The imminent arrival of stakeholder pensions certainly has much to do with all this activity. Similarly, the decline in sales of endowment mortgages has boosted sales as home buyers have had to buy separate protection policies. Standardised definitions, which were introduced just over a year ago by the Association of British Insurers (ABI), have also helped to make products more easily comparable.
However, cynics might suggest that one reason for the increased activity among CI insurers may be, with Scottish Provident in the middle of a demutualisation and £2.6bn sale to Abbey National, an opportunity to take some of its market share.
However, despite all the potential distraction, Scottish Provident has had a far from quiet year in terms of product sales. Ian Smart, marketing technical support manager at Scottish Provident explains: “In 2000, our sales of CI increased by 50 per cent. Given that there have been new entrants to the market, this does suggest the market as a whole is growing.”
However, not everything in the CI market has been so positive.

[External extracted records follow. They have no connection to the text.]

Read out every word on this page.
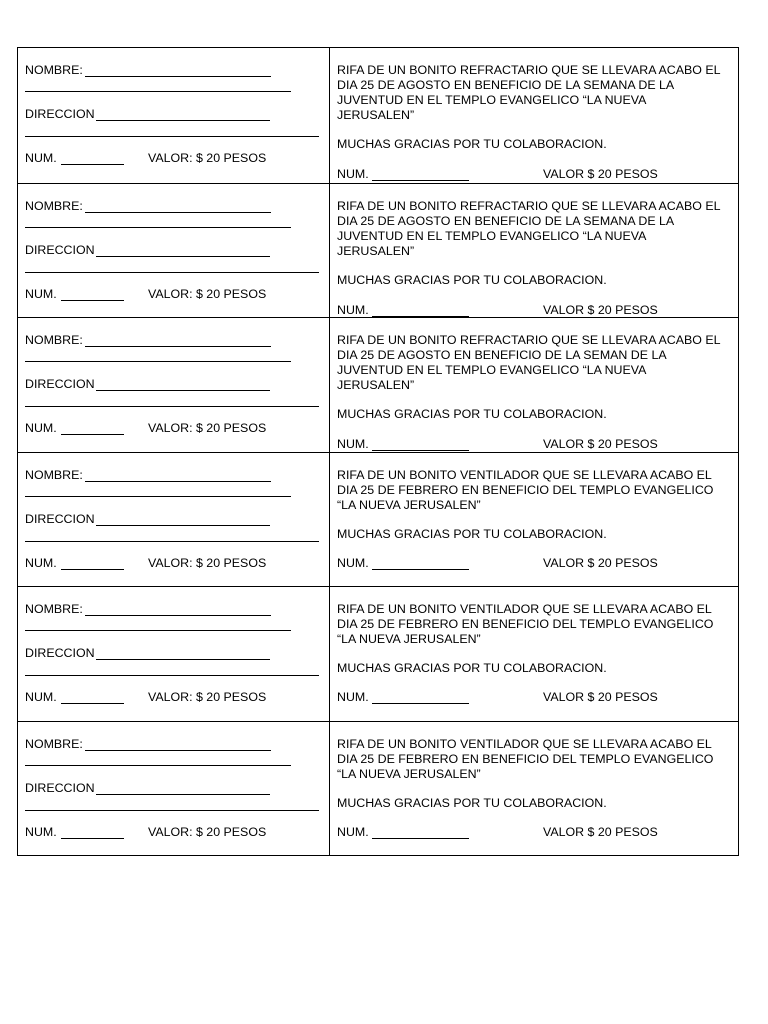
NOMBRE:
DIRECCION
NUM.	VALOR: $ 20 PESOS
RIFA DE UN BONITO REFRACTARIO QUE SE LLEVARA ACABO EL DIA 25 DE AGOSTO EN BENEFICIO DE LA SEMANA DE LA JUVENTUD EN EL TEMPLO EVANGELICO “LA NUEVA JERUSALEN”
MUCHAS GRACIAS POR TU COLABORACION.
NUM.	VALOR $ 20 PESOS
NOMBRE:
DIRECCION
NUM.	VALOR: $ 20 PESOS
RIFA DE UN BONITO REFRACTARIO QUE SE LLEVARA ACABO EL DIA 25 DE AGOSTO EN BENEFICIO DE LA SEMANA DE LA JUVENTUD EN EL TEMPLO EVANGELICO “LA NUEVA JERUSALEN”
MUCHAS GRACIAS POR TU COLABORACION.
NUM.	VALOR $ 20 PESOS
NOMBRE:
DIRECCION
NUM.	VALOR: $ 20 PESOS
RIFA DE UN BONITO REFRACTARIO QUE SE LLEVARA ACABO EL DIA 25 DE AGOSTO EN BENEFICIO DE LA SEMAN DE LA JUVENTUD EN EL TEMPLO EVANGELICO “LA NUEVA JERUSALEN”
MUCHAS GRACIAS POR TU COLABORACION.
NUM.	VALOR $ 20 PESOS
NOMBRE:
DIRECCION
NUM.	VALOR: $ 20 PESOS
RIFA DE UN BONITO VENTILADOR QUE SE LLEVARA ACABO EL DIA 25 DE FEBRERO EN BENEFICIO DEL TEMPLO EVANGELICO “LA NUEVA JERUSALEN”
MUCHAS GRACIAS POR TU COLABORACION.
NUM.	VALOR $ 20 PESOS
NOMBRE:
DIRECCION
NUM.	VALOR: $ 20 PESOS
RIFA DE UN BONITO VENTILADOR QUE SE LLEVARA ACABO EL DIA 25 DE FEBRERO EN BENEFICIO DEL TEMPLO EVANGELICO “LA NUEVA JERUSALEN”
MUCHAS GRACIAS POR TU COLABORACION.
NUM.	VALOR $ 20 PESOS
NOMBRE:
DIRECCION
NUM.	VALOR: $ 20 PESOS
RIFA DE UN BONITO VENTILADOR QUE SE LLEVARA ACABO EL DIA 25 DE FEBRERO EN BENEFICIO DEL TEMPLO EVANGELICO “LA NUEVA JERUSALEN”
MUCHAS GRACIAS POR TU COLABORACION.
NUM.	VALOR $ 20 PESOS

One of the issues the ABI working party is tackling is the effect that national screening for prostate cancer could have on the cost of CI cover.
Paul Cowman, the solution protection manager at Pearl, explains: “Detecting prostate cancer early increases the likelihood of it being treated, which will also increase the number of claims under CI. I’ve heard suggestions that premiums may have to increase by as much as 30 to 40 per cent.”
Alternatively, the industry may be compelled to change the definition for prostate cancer or simply exclude it from cover.
But not everyone is allowing the potential price hikes to overly concern them. Cox explains: “It’s important not to get too hung up on things that make up a premium. They’re based on historics and much can change. For example, claims for multiple sclerosis are much higher than anticipated, while Aids hasn’t turned out to be anything like as horrific as expected.”
How national screening affects the CI market remains to be seen. However, one thing is certain: with a larger market and more players the need to have a competitive edge will ensure that product design and pricing departments are kept busy.